I had to see what all the hub-bub was about. I watched the film and found it ... simply ok. The performances were all pretty darn good. The story was typical romantic dren. Though, it was nothing to write home about (no all out vampire gore or real spooky atmosphere that a real good vampire flick/story should have) it wasn't a complete loss for me. After all, how would one complain if a vampire looking like Rachell Lefevre, Nikki Reed or Ashley Greene would latch on to you and suck the life outta ya? A good way to go out, huh? Ok, enough with the creepy old man syndrome.

I guess everybody has to find their fandom. I'm glad that my sister and her Guitar Hero playin', Edward Cullin lovin' friend, Holly, have found theirs.

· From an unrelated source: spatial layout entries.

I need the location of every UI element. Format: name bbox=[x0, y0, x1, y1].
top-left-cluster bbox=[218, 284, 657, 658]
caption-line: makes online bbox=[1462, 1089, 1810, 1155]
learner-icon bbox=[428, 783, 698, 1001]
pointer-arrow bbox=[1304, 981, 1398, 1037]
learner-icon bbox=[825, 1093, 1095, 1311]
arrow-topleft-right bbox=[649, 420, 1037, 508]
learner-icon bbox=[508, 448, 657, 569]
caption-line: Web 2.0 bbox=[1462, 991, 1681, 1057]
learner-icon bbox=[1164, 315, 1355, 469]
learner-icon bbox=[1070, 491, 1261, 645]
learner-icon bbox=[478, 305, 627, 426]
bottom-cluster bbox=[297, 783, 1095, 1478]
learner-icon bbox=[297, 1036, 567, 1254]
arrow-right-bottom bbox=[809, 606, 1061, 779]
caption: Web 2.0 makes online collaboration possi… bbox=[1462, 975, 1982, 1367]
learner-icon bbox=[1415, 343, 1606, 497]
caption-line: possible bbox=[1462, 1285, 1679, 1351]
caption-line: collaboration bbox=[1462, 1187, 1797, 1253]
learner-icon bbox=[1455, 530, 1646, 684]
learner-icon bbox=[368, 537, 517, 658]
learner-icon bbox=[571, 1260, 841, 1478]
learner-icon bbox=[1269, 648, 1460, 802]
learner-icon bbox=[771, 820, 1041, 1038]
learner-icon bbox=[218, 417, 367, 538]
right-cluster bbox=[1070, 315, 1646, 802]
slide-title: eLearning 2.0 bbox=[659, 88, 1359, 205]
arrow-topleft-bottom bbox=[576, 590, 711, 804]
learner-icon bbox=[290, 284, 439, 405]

Have a good weekend and enjoy a well deserved brew or two on me.

Zangz.

Oh, on a personal notation to Mrs. Meyer.... vampires don't produce bodily fliuds since they are undead. No boogers, no poop, no whizz, no spit, no vomit and.... none of the baby makin' stuff! So there's no way Edward would be able to impregnate Bella in the last of the books and upcoming movies. Read up on your vampire lore, would ya honey!